Dionisio frowned so at this that Mercy tried to explain that in the United States corn was only one of many crops, that there were grains such as wheat, rye, and oats, plus potatoes, many vegetables, and fruits; cattle, pigs, poultry, eggs, and dairy products were also depended on. Dionisio shook his head at such outlandish habits.

“Corn is our main food. It makes our bodies now as surely as the gods made our ancestors from maize after other substances failed.”

He told her then how the Tzotzil Mayas cut a child's umbilical cord over an ear of corn. This bloody grain was then planted in a special little field where it was carefully tended, since its growth foretold the child's. All the family ate this blood crop in a special meal.

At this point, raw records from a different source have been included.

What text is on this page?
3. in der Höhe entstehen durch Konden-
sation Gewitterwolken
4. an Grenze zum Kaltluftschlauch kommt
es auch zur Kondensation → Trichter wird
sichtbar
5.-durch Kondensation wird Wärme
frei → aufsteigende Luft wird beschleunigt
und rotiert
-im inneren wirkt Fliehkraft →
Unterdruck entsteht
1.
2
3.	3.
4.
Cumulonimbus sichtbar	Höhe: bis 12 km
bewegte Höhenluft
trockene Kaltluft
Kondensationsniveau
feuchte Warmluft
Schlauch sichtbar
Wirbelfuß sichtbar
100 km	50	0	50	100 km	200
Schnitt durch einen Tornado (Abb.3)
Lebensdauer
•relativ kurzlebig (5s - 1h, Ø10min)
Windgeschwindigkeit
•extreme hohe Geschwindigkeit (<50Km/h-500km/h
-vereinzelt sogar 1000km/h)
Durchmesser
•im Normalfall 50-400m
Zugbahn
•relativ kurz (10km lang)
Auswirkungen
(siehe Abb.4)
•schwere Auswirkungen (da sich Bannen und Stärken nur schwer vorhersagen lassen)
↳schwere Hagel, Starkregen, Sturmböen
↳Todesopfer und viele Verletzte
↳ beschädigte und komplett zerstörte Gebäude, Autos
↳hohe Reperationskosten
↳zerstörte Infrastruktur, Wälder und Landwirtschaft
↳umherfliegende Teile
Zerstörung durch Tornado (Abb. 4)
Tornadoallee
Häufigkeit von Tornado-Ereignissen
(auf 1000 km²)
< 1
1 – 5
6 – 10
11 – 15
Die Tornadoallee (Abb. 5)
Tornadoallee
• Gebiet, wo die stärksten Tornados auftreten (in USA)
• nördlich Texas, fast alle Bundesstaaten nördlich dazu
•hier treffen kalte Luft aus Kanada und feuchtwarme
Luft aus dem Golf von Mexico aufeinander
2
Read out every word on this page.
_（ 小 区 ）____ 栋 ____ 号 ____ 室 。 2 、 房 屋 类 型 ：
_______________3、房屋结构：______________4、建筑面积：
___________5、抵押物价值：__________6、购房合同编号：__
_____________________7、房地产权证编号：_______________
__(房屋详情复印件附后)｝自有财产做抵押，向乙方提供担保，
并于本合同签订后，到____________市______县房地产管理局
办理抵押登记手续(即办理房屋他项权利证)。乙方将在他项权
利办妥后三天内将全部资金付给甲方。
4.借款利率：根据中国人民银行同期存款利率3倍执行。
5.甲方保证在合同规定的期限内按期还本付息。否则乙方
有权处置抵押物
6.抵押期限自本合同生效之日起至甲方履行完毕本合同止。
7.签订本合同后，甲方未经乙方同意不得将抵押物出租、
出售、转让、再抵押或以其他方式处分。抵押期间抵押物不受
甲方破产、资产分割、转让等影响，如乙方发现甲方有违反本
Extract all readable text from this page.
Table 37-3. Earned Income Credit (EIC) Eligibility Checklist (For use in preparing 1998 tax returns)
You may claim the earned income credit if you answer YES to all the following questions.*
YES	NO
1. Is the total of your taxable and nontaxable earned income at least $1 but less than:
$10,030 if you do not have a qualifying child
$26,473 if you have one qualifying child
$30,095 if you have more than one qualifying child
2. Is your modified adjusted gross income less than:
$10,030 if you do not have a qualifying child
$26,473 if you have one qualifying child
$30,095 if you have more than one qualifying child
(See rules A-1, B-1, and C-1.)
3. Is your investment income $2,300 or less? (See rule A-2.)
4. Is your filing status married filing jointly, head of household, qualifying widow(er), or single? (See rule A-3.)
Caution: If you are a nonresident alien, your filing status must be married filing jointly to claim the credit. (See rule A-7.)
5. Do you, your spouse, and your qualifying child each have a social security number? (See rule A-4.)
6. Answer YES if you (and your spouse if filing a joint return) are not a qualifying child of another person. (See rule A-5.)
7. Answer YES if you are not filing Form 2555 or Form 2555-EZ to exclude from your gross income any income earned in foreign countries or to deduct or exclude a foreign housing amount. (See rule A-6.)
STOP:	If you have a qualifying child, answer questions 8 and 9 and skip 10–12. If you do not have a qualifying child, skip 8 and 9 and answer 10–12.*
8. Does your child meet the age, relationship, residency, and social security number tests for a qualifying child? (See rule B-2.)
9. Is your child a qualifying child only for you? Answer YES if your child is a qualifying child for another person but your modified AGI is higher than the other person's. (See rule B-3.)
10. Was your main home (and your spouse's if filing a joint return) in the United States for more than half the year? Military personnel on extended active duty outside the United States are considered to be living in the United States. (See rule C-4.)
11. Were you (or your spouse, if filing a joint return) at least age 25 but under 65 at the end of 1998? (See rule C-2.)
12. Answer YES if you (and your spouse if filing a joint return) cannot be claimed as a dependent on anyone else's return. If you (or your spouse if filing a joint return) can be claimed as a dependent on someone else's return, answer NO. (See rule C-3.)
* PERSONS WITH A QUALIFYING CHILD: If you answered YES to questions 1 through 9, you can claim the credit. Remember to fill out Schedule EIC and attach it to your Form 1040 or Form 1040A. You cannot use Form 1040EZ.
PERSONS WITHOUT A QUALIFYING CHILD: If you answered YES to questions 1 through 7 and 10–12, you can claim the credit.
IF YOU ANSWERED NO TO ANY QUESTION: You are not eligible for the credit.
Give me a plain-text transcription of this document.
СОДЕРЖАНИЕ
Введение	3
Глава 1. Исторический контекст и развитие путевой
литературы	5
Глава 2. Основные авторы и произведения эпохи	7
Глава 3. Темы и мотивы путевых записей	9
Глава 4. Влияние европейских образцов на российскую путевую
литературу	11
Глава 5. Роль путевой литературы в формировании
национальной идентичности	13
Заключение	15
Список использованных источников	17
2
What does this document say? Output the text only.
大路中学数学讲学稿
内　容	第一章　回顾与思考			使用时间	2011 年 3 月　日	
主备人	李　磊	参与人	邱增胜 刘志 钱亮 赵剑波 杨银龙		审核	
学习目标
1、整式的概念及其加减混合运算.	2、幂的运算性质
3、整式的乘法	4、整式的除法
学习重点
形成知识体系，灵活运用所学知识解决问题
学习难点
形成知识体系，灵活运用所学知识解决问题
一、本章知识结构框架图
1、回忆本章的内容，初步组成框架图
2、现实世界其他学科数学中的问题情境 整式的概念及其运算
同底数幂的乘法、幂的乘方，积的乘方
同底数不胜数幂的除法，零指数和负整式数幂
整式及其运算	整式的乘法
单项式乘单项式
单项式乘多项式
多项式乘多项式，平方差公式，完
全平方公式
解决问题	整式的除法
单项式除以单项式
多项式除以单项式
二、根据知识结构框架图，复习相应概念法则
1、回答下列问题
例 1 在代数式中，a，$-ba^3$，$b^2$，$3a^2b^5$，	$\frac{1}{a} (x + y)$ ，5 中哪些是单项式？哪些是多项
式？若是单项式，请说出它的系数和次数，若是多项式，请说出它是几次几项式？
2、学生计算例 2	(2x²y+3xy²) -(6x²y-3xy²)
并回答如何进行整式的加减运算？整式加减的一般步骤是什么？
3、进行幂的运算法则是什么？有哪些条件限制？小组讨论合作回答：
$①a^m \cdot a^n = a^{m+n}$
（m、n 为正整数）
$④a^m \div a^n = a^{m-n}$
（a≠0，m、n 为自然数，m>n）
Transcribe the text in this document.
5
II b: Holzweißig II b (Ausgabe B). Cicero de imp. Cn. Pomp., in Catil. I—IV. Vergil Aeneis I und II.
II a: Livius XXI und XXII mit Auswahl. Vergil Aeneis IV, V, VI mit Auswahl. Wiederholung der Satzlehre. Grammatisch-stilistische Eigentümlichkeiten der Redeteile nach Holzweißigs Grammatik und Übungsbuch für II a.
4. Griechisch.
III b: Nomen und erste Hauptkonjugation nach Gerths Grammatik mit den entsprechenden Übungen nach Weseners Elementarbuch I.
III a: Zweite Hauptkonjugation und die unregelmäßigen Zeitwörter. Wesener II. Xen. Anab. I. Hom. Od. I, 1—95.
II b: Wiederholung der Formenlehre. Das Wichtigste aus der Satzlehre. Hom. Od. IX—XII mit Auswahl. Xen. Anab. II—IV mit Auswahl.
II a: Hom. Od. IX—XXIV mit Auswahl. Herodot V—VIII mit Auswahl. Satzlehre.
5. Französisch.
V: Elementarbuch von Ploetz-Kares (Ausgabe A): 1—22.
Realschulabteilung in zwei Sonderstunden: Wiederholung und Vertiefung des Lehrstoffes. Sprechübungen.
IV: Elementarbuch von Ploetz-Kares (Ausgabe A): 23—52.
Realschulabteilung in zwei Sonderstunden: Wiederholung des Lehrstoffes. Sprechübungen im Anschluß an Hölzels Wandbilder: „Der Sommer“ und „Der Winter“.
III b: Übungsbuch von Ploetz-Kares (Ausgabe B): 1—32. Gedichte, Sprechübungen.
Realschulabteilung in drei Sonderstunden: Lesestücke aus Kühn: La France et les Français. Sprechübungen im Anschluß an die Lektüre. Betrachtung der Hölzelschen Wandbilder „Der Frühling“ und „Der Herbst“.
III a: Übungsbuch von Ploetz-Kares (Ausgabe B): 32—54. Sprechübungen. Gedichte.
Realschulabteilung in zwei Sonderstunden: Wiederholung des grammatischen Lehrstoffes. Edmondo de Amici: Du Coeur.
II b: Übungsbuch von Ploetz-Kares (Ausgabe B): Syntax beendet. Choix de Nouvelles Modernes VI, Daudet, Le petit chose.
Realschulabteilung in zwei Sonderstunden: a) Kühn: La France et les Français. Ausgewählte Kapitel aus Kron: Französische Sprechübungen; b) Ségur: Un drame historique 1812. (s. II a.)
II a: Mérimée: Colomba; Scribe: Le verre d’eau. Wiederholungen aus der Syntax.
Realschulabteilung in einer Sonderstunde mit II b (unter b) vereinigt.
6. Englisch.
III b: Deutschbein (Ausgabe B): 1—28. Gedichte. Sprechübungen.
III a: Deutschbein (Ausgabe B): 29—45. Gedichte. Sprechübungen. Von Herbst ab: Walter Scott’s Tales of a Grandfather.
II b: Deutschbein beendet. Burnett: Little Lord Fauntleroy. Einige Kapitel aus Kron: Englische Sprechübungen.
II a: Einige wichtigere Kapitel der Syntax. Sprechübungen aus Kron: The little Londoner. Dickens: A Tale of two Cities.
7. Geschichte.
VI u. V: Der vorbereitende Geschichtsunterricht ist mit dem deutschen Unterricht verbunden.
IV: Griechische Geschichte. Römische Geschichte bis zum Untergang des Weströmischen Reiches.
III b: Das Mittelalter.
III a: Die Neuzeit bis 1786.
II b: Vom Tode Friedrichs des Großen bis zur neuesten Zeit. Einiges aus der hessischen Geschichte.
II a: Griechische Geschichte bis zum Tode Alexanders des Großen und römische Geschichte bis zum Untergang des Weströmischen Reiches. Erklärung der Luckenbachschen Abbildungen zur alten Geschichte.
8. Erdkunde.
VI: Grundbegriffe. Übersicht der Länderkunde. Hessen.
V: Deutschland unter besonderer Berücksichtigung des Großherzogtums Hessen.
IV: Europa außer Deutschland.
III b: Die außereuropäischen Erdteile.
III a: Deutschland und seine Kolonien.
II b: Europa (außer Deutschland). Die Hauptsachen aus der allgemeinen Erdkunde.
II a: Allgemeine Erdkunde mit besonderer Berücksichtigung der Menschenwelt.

“The Tzotzils have another belief you would like,” he said with that warm, protective smile that made her feel touched by sun-gentled wind. “They think unweaned babies who die are wrapped in a soft mantle and placed in a great tree with many breasts, which the children rest upon and suckle. A good heaven for babies, yes?”

“Oh, yes!”

A screech came from the edge of the field. “He's the guardian of the cornfield.” Dionisio pointed out a small hawk in a tree. “He scares blackbirds away from the corn. He belongs to the
yuntzilob
and should never be hurt, nor should the white-winged or white-breasted doves, or red-billed pigeons, or the x-kol bird, which sings for the corn and keeps it contented, and another that stretches the corn plants, or the bird that whistles to call up the rain.”

It was beginning to seem to Mercy that growing corn was the true Mayan religion, one that went back to the beginnings. If people anywhere got most of their food from one source, that source would almost be a god. “We call corn the jade of divine grace, and sometimes the Grace of God,” said Dionisio, reading her thoughts. “And we believe it's a sin to waste it and that drought can be caused if people trade it for liquor.”

“Who's planting your corn while you're away? And who acts as
batab?

“When I bound myself for rifles, my lieutenant assumed my duties, and, of course, he has helpers and the council of elders. My wife and child died two years ago, so there is only my mouth to feed, and my brother will plant enough for that.”

He paused when he mentioned his wife.

“I'm sorry you lost your family,” Mercy said.

“My wife was like a flower. Like a flower, she withered, quickly, with fever, a few days after the child was born.”

There was nothing to say to that, but Mercy knew now why he treasured the baby heaven of soft mantles and the warm-breasted tree. It was a time of flowering, and as they skirted a village and started back, he picked for her some of the large rose-red cups of the frangipani, then urged her to smell their almost dizzying fragrance. “It's good for wounds,” he said, “and it's always been known as the flower of passion, of desire.”

She felt his gaze burning her and could not look at him. She loved Zane! Why could Dionisio make her feel like a bloom longing to open, like a field parched for rain?